USE THE COMPATIBILITY MODE AND RUN THE TURBO C++ UNDER THE COMPATIBILITY OF WINDOWS 98/WINDOWS ME. TO RUN THE COMPATIBILITY:
1)Create a Shortcut of turbo c.
2)Rt Click the shortcut & click "Properties".
3)Select the "Compatibility" Tab (the 3rd frame).
4)"Check" the checkbox "Run this program under compatibility of:"
5)Now select the option "Windows 98/Windows ME" from the dropbox list.
6)Click "Apply" & "OK".
7)Here U Go, now run the turbo c by double clicking the same shortcut.
I Hope the Solution works as it worked on my pc.


----------



## iinfi (Jul 12, 2005)

man 
but i dont have these two files 

vga.h
vgagl.h

how do i compile  the program in the first place .... plz tell me where to get these 2 files .....


----------



## chillnow (Jul 13, 2005)

i got dev-c++(thanx to those who suggested)....much better program,,,nd not the ancient TC.
anways....what will be the differences(if any) between turboc++ and devc++???

By the way...this site might have wat ur lookin for(vga.h)---
*www.koders.com/cpp/fid3EDA1C3413E87A5E1343BB9C301B7EFA8A9F1135.aspx


----------



## hafees (Jul 14, 2005)

Turbo C++ should work with windows XP. it may be because of a missing  or corrupted file 'autoexec.nt'
This file will be executed everytime when a dos pgm is starting to execute.

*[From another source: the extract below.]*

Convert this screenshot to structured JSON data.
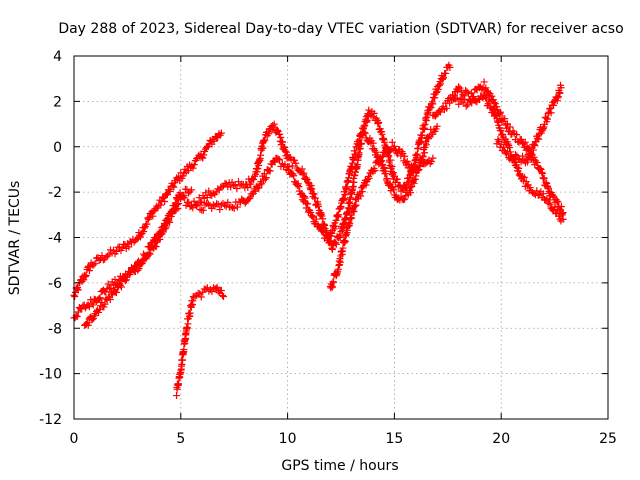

this file should be found in C:\windows\system32\ (assuming C is your WIndows drive). If it is not there create this file ('autoexec.nt') using notepad or anyother text editor. Typically the file should contain the following lines (Some comments are deleted). 

@echo off 
REM Install CD ROM extensions
lh %SystemRoot%\system32\mscdexnt.exe
REM Install network redirector (load before dosx.exe)
lh %SystemRoot%\system32\redir

REM Install DPMI support (this is needed)
lh %SystemRoot%\system32\dosx



Add the above lines to autoexec.nt and save it to C:\windows\system32.  Now it should work.

Pls tell us the results.


----------



## iinfi (Jul 14, 2005)

i got vga.h frm the site which chillnow quoted earlier itself ......

but the compiler shows some problem with the file ...

and i still didnt get the vgagl.h file which i need to run the program ...


----------



## anubhav_har (Oct 4, 2005)

check this topic *www.thinkdigit.com/forum/viewtopic.php?t=8919&highlight=ntvdm


----------



## chanduthebest (Oct 4, 2005)

When i try running turbo C i get this error :

"
16 bit Windows Subsystem

C:\Windows\system32\autoexec.nt.The system file is not suitable for running Ms-DOS and Microsoft Windows applications.Choose 'Close' to terminate the application. "


What can be done ?


----------



## alib_i (Oct 4, 2005)

see the post just before yours
(last post in previous page)

-----
alibi


----------